You are all network engineers, imagine that you have back‑ends. Will normally it's a kind of HTTP servers, and you need to balance ingress traffic towards these back‑ends. How to do it? Of course you can just have a directly flag in these backends into a switch and you will have multipath and it will work. It will balance traffic, but will it scale? Unfortunately, it will not be scaling beyond the recognise or beyond the... size of multipath group so. Lots of limitations that really doesn't meet requirements of applications that has a significant traffic volume.
So, usually the high level design of a system that's processes HTTP requests looks like this one. The there is a network, there is an multipath that balances traffic for Layer4 load balances, and Layer4 load balances performance kind of magic, will go deep inside this magic during this report, and deliver traffic to the backends.
So, how Layer4 load balancer works.
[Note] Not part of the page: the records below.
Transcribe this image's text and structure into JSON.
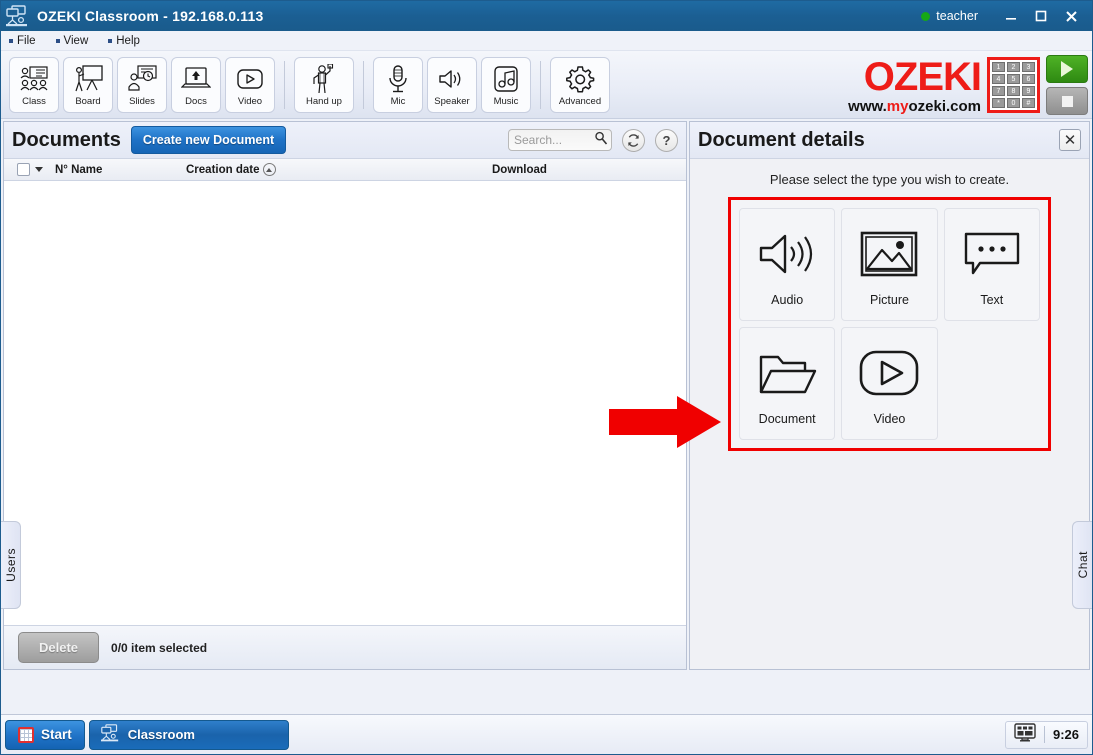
{
  "titlebar": {
    "app_icon": "classroom-icon",
    "title": "OZEKI Classroom",
    "separator": "-",
    "address": "192.168.0.113",
    "user": "teacher",
    "status_color": "#16a816",
    "minimize": "_",
    "maximize": "☐",
    "close": "✕"
  },
  "menubar": {
    "items": [
      {
        "label": "File"
      },
      {
        "label": "View"
      },
      {
        "label": "Help"
      }
    ]
  },
  "toolbar": {
    "groups": [
      {
        "buttons": [
          {
            "label": "Class",
            "icon": "class-icon"
          },
          {
            "label": "Board",
            "icon": "board-icon"
          },
          {
            "label": "Slides",
            "icon": "slides-icon"
          },
          {
            "label": "Docs",
            "icon": "docs-icon"
          },
          {
            "label": "Video",
            "icon": "video-icon"
          }
        ]
      },
      {
        "buttons": [
          {
            "label": "Hand up",
            "icon": "hand-up-icon"
          }
        ]
      },
      {
        "buttons": [
          {
            "label": "Mic",
            "icon": "mic-icon"
          },
          {
            "label": "Speaker",
            "icon": "speaker-icon"
          },
          {
            "label": "Music",
            "icon": "music-icon"
          }
        ]
      },
      {
        "buttons": [
          {
            "label": "Advanced",
            "icon": "gear-icon"
          }
        ]
      }
    ]
  },
  "logo": {
    "brand": "OZEKI",
    "url_prefix": "www.",
    "url_accent": "my",
    "url_suffix": "ozeki.com",
    "brand_color": "#ee1c18",
    "keypad_keys": [
      "1",
      "2",
      "3",
      "4",
      "5",
      "6",
      "7",
      "8",
      "9",
      "*",
      "0",
      "#"
    ],
    "play_button": "play-icon",
    "stop_button": "stop-icon"
  },
  "side_tabs": {
    "left": "Users",
    "right": "Chat"
  },
  "left_panel": {
    "title": "Documents",
    "create_button": "Create new Document",
    "search": {
      "placeholder": "Search...",
      "value": ""
    },
    "refresh_icon": "refresh-icon",
    "help_icon": "help-icon",
    "columns": {
      "number_name": "N° Name",
      "creation_date": "Creation date",
      "download": "Download"
    },
    "rows": [],
    "footer": {
      "delete_button": "Delete",
      "selection_text": "0/0 item selected"
    }
  },
  "right_panel": {
    "title": "Document details",
    "close_icon": "✕",
    "prompt": "Please select the type you wish to create.",
    "types": [
      {
        "label": "Audio",
        "icon": "audio-icon"
      },
      {
        "label": "Picture",
        "icon": "picture-icon"
      },
      {
        "label": "Text",
        "icon": "text-bubble-icon"
      },
      {
        "label": "Document",
        "icon": "folder-icon"
      },
      {
        "label": "Video",
        "icon": "video-play-icon"
      }
    ],
    "highlight_color": "#f00000"
  },
  "annotation": {
    "arrow": "red-arrow-right",
    "color": "#f00000"
  },
  "taskbar": {
    "start_label": "Start",
    "items": [
      {
        "label": "Classroom",
        "icon": "classroom-icon"
      }
    ],
    "tray_icon": "display-icon",
    "clock": "9:26"
  }
}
It depends on the implementation, but normally what is received to be a DNS when you typed F coding into your browser you are receiving A or AAAA records, and so Layer4 load balancers are advertising these prefixes into your network. And when these traffic is received, it's may be encapsulated as shown on this picture, toward ‑‑ so it's Layer4 load balancer chooses to select a backend to sent traffic for a specific TCP connection, or UDP connection, it doesn't really matter, so it's why it's Layer4, it works not only with IP header, normally it also works with TCP or UDP headers. What is quite important is that the response from the backends goes directly to the end user. So, the traffic is asymmetric. And the reason for this is the cost, because normally the volume of traffic that's your backends are sending back to the world can be much higher than the volume of traffic that they are get can from the world.
But what if one the backend fails? It's the responsibility of Layer4 load balancer to detect it, and to change its balancing policy so that the traffic is rescheduled to the backends that are still alive.
It uses hash tables to select the backends and to load‑balance traffic between them. And in a simple situation, it uses, for example, a hash function and after that it divides the results by the model of the number of backends, and so as you can see in this example on the left side, there is a map of keys and backends when we have 3 backends, and on the right side, when we have 4 backends. As you can see the result is that there is a significant change in this map, and I believe it's not the expectation of the end users, it's not the expectation of the application developers that if one backend goes offline, every TCP session is reset. So we need, if we start sending traffic to a selected backend for a selected TCP session, we should keep sending traffic.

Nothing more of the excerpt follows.